Note de l'éditeur : Michael Bociurkiw (@WorldAffairsPro) est un analyste des affaires mondiales actuellement basé à Odessa. Il est chercheur principal au Conseil de l'Atlantique et ancien porte-parole de l'Organisation pour la sécurité et la coopération en Europe. Il collabore régulièrement à CNN Opinion. Les opinions exprimées dans ce commentaire sont les siennes. Voir plus d'opinions sur CNN.

Lorsque la guerre en Ukraine prendra fin, la ville assiégée de Bakhmut, dans l'est de l'Ukraine, deviendra l'un des symboles les plus reconnaissables du conflit.

Un endroit où le bonheur a été brutalement remplacé par des champs de mort inondés de sang.

Il sera également enregistré dans l'histoire comme une bataille qui a exposé plus que partout l'approche hachoir à viande des combats russes. Où envoyer vague après vague de combattants - y compris d'anciens condamnés recrutés par le groupe de mercenaires Wagner et les forces d'élite russes - est devenu une tactique militaire pour déloger les forces ukrainiennes de la ville.

Pour un prix d'une valeur militaire hautement discutable, le Kremlin, peu connu pour valoriser la vie humaine - même celle de ses propres citoyens - a établi un nouveau seuil qui tolérait la perte de plusieurs de ses propres combattants à chaque Ukrainien.

"Les Russes pour le moment, malgré leurs efforts de six mois, avec un nombre énorme de personnel et un nombre énorme de pertes, n'ont pas été en mesure de prendre la ville et ont pour le moment fait des progrès très, très lents", ont déclaré des responsables occidentaux lors d'un briefing la semaine dernière.

Divers experts et entités ont débattu de l'importance militaire de la capture de Bakhmut - une ville d'avant-guerre d'environ 70 000 habitants - la plupart convenant qu'une victoire ou une défaite là-bas ne modifierait pas la trajectoire de la guerre. Ces jours-ci, ceux qui restent seraient moins de 4 000, dont 38 enfants.

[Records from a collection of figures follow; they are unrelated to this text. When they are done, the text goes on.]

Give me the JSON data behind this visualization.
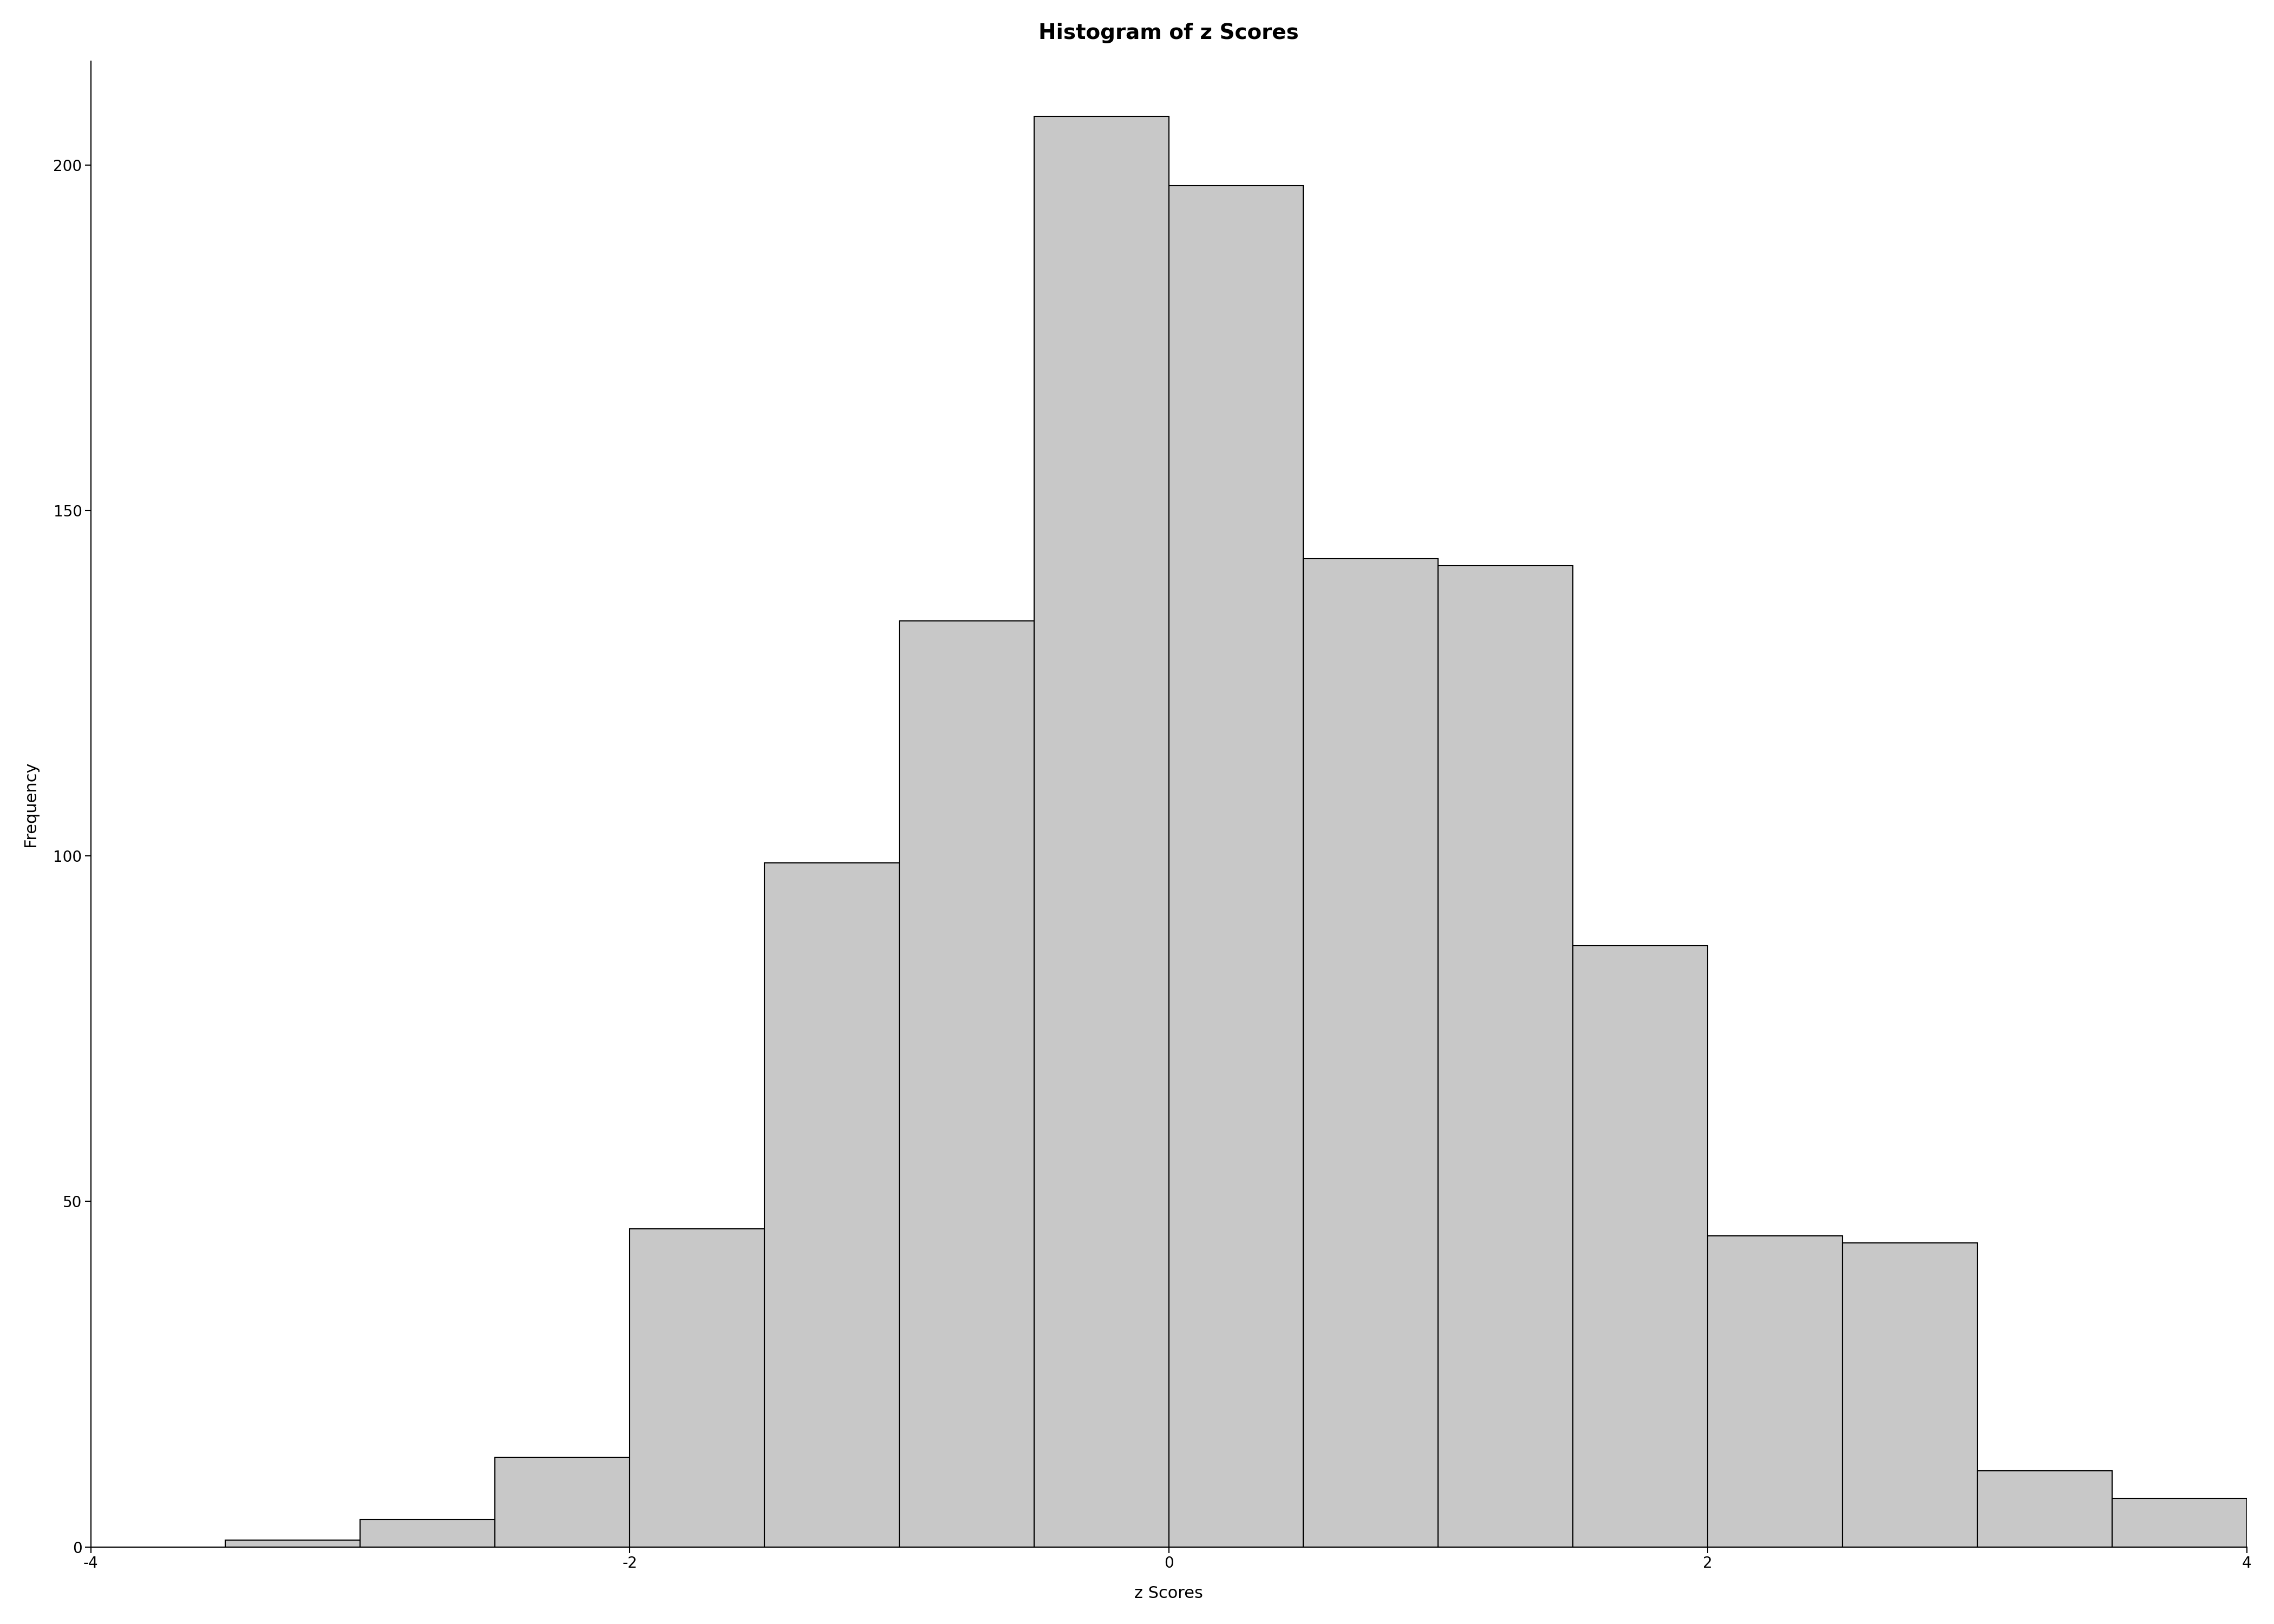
{
  "title": "Histogram of z Scores",
  "xlabel": "z Scores",
  "ylabel": "Frequency",
  "bar_color": "#c8c8c8",
  "bar_edge_color": "#000000",
  "background_color": "#ffffff",
  "xlim": [
    -4,
    4
  ],
  "ylim": [
    0,
    215
  ],
  "xticks": [
    -4,
    -2,
    0,
    2,
    4
  ],
  "yticks": [
    0,
    50,
    100,
    150,
    200
  ],
  "bin_edges": [
    -3.5,
    -3.0,
    -2.5,
    -2.0,
    -1.5,
    -1.0,
    -0.5,
    0.0,
    0.5,
    1.0,
    1.5,
    2.0,
    2.5,
    3.0,
    3.5,
    4.0
  ],
  "frequencies": [
    1,
    4,
    13,
    46,
    99,
    134,
    207,
    197,
    143,
    142,
    87,
    45,
    44,
    11,
    7
  ],
  "title_fontsize": 28,
  "axis_label_fontsize": 22,
  "tick_fontsize": 20,
  "title_fontweight": "bold"
}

Au lieu de cela, pour la partie russe, capturer la ville apporterait une valeur militaire limitée mais probablement une valeur de propagande importante pour la consommation interne - en particulier pour les faucons de guerre russes et les blogueurs qui ont critiqué l'effort de guerre du Kremlin en Ukraine.

Prendre Bakhmut serait le premier gain russe depuis qu'il a capturé (et perdu plus tard) la ville clé du sud de l'Ukraine, Kherson, en novembre. Cela donnerait également un coup de pouce à Wagner, qui, selon des documents divulgués, aurait 22 000 soldats dans et autour de Bakhmut, dépassant peut-être en nombre le contingent ukrainien là-bas.

Mais même ainsi, si l'on en croit les estimations de l'OTAN sur les pertes russes de cinq soldats pour chaque Ukrainien, le coût est important.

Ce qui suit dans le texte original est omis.